The comeback angle is not academic. Six weeks before this paper appeared, ESSA Pharma discontinued development of masofaniten (EPI-7386), an earlier ARTADI that had reached Phase 2 trials. The combination of masofaniten and enzalutamide failed a futility analysis: patients receiving both drugs showed a 64% PSA90 response rate, compared to 73% for enzalutamide alone. The first ARTADI to reach late-stage trials did not work.
That failure sits uncomfortably alongside the new paper's optimism. Masofaniten belongs to a chemical family — the tricyclic anitens — that the new Nature paper explicitly distinguishes from its lead compounds. BU3-12, the selected lead from the UBC team, retains a chlorohydrin group that the paper's structure-activity analysis identifies as generally important for on-target activity. Masofaniten lacks this group. Whether that chemical difference translates to a real clinical advantage is unproven.
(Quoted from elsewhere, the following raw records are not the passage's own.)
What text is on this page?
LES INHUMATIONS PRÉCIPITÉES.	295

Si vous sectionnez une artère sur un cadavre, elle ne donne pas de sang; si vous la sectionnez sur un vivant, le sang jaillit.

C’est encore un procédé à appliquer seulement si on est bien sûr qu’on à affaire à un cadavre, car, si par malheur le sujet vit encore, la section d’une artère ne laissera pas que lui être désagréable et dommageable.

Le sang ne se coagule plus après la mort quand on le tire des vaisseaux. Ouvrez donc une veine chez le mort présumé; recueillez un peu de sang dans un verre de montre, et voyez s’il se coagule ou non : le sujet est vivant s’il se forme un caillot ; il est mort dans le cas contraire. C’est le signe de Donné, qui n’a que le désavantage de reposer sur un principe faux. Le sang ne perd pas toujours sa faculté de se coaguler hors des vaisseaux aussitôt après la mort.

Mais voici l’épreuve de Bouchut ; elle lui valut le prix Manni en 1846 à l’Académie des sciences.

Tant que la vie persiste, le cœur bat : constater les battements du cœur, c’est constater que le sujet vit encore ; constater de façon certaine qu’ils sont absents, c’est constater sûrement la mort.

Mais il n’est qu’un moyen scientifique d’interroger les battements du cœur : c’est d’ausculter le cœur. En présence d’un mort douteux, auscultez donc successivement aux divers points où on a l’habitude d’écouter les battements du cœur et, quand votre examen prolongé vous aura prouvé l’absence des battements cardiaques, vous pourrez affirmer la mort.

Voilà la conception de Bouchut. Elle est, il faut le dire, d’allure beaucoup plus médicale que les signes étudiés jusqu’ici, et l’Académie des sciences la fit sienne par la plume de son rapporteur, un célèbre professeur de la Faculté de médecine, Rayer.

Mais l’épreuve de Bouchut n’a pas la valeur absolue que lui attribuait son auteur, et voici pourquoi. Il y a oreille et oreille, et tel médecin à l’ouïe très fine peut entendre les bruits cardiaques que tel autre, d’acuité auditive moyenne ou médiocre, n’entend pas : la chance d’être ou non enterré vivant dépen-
The androgen receptor matters because it drives most prostate cancers, even after hormone therapy stops working. Current drugs target its folded ligand-binding domain — but resistance evolves, via mutations in that same domain or through splice variants like AR-V7 that simply delete the target site entirely. ARTADIs hit a different region: the intrinsically disordered N-terminal domain that no current therapy reaches. Resistance mechanisms that defeat enzalutamide do not automatically defeat an ARTADI.
Raymond Andersen, a UBC chemist and co-corresponding author, put it plainly: "We were able to shut down the androgen receptor even in situations where current prostate cancer drugs stop working." The caveat is that this happened in mice.
The broader platform claim is harder to dismiss. IDPs make up roughly 40% of the human proteome and are implicated in cancers, neurodegenerative diseases, and autoimmune conditions. If even a fraction of them prove tractable to the approach Sadar's team has refined over two decades, the druggable universe expands significantly. Several pharmaceutical groups are watching BU3-12's trajectory. The chlorohydrin question will determine whether they place bets.
Notebook: ESSA Pharma's masofaniten was developed by the same Sadar lab group that produced the new paper. The relationship between the academic research group and ESSA's commercial program is not fully clear from available disclosures. Worth noting that the pipeline from academic discovery to commercial development has not yet cleared a Phase 2 success — the most recent data point was negative.